Gordon Drummond

Personal information
- Full name: Gordon David Drummond
- Born: 21 April 1980 (age 46) Meigle, Perthshire, Scotland
- Batting: Right-handed
- Bowling: Right-arm medium
- Relations: Annette Drummond (sister); Abbi Aitken-Drummond (sister-in-law);

International information
- National side: Scotland;
- ODI debut (cap 29): 12 July 2007 v West Indies
- Last ODI: 8 September 2013 v Ireland
- T20I debut (cap 14): 2 August 2008 v Ireland
- Last T20I: 5 July 2013 v Kenya

Career statistics
| Competition | ODI | T20I | FC | LA |
| Matches | 30 | 17 | 12 | 82 |
| Runs scored | 240 | 54 | 217 | 453 |
| Batting average | 18.46 | 7.71 | 13.56 | 10.78 |
| 100s/50s | 0/0 | 0/0 | 0/1 | 0/0 |
| Top score | 35* | 35 | 52 | 35* |
| Balls bowled | 1,263 | 330 | 1,578 | 3,098 |
| Wickets | 25 | 16 | 18 | 59 |
| Bowling average | 37.28 | 23.81 | 31.16 | 43.23 |
| 5 wickets in innings | 0 | 0 | 0 | 0 |
| 10 wickets in match | 0 | 0 | 0 | 0 |
| Best bowling | 4/41 | 3/20 | 3/18 | 4/41 |
| Catches/stumpings | 5/– | 2/– | 6/– | 16/– |
- Source: Cricinfo, 26 January 2025

= Gordon Drummond (cricketer) =

Scottish cricketer (born 1980)

Gordon David Drummond (born 21 April 1980) is a former Scottish international cricketer who made his One Day International (ODI) debut at the 2007 World Cup.
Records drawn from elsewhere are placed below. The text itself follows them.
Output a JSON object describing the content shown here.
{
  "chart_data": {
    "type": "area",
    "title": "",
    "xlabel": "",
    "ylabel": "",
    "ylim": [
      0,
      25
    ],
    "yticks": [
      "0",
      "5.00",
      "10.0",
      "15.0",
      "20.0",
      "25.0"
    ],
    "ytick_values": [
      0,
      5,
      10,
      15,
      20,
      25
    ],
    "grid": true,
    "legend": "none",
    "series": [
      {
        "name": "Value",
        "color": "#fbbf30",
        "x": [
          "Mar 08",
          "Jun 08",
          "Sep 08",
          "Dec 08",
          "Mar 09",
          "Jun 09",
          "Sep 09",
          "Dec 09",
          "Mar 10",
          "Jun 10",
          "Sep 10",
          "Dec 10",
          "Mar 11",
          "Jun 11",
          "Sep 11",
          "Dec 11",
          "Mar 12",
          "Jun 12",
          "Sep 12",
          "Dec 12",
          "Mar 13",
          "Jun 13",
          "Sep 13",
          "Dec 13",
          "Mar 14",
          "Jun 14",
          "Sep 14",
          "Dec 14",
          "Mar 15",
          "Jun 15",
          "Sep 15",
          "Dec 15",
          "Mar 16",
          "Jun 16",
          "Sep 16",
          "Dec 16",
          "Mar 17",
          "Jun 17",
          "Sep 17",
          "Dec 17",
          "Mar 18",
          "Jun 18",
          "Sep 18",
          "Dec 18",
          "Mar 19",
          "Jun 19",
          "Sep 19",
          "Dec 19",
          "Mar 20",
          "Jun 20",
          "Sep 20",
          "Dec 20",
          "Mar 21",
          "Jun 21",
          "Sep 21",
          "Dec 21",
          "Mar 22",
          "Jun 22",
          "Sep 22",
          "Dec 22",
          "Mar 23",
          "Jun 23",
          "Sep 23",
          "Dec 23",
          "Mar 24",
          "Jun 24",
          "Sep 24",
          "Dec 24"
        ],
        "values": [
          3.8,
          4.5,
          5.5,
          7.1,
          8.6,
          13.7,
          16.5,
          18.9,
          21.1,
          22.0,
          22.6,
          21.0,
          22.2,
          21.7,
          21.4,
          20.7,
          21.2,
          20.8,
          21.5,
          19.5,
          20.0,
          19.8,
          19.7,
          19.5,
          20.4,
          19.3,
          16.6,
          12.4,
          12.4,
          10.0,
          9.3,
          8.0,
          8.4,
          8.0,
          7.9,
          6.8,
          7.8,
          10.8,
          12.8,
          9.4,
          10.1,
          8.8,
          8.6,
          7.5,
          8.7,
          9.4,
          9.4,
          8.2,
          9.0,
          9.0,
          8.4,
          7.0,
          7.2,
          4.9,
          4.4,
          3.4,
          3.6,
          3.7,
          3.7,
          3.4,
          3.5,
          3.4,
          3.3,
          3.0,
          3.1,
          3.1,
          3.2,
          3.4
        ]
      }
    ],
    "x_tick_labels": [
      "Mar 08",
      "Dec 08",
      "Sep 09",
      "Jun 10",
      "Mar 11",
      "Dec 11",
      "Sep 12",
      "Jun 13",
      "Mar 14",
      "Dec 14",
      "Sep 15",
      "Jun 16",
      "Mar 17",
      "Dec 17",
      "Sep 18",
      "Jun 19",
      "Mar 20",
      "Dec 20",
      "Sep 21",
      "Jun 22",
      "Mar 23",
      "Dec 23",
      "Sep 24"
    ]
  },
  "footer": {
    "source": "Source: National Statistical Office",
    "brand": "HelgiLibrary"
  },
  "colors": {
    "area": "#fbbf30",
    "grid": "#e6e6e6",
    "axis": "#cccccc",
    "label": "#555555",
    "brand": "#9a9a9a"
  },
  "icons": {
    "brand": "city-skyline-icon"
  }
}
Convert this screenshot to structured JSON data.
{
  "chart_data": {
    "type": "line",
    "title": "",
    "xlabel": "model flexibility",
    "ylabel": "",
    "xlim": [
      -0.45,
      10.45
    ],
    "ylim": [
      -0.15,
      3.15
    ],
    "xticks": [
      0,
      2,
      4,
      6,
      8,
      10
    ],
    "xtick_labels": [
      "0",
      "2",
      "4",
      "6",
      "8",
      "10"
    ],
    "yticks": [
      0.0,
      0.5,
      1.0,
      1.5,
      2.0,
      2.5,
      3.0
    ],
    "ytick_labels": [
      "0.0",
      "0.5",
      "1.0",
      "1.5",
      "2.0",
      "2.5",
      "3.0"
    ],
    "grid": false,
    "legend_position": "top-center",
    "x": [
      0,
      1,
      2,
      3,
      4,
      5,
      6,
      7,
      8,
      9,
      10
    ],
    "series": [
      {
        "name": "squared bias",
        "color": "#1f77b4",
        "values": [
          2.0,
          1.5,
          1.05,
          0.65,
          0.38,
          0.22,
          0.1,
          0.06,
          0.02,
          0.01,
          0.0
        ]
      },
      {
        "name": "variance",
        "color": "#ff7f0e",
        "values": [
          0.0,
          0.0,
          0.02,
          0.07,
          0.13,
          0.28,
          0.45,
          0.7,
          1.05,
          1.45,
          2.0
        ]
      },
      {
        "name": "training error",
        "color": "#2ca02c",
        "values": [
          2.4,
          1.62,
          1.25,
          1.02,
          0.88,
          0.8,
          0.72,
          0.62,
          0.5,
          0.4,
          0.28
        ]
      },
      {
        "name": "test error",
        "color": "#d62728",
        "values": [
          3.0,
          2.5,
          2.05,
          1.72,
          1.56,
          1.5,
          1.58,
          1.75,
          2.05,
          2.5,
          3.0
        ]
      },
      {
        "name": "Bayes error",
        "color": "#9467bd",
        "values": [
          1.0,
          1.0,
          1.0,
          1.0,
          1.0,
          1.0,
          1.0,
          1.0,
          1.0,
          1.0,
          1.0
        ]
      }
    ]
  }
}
A right-handed all-rounder from rural Perthshire, he took over the captaincy of the national side from Gavin Hamilton in 2010, and continued in the role until resigning in May 2013, retiring from international cricket completely later in the season. His younger sister, Annette Drummond, represents the Scottish national women's team, and the pair began their careers together at Meigle Cricket Club.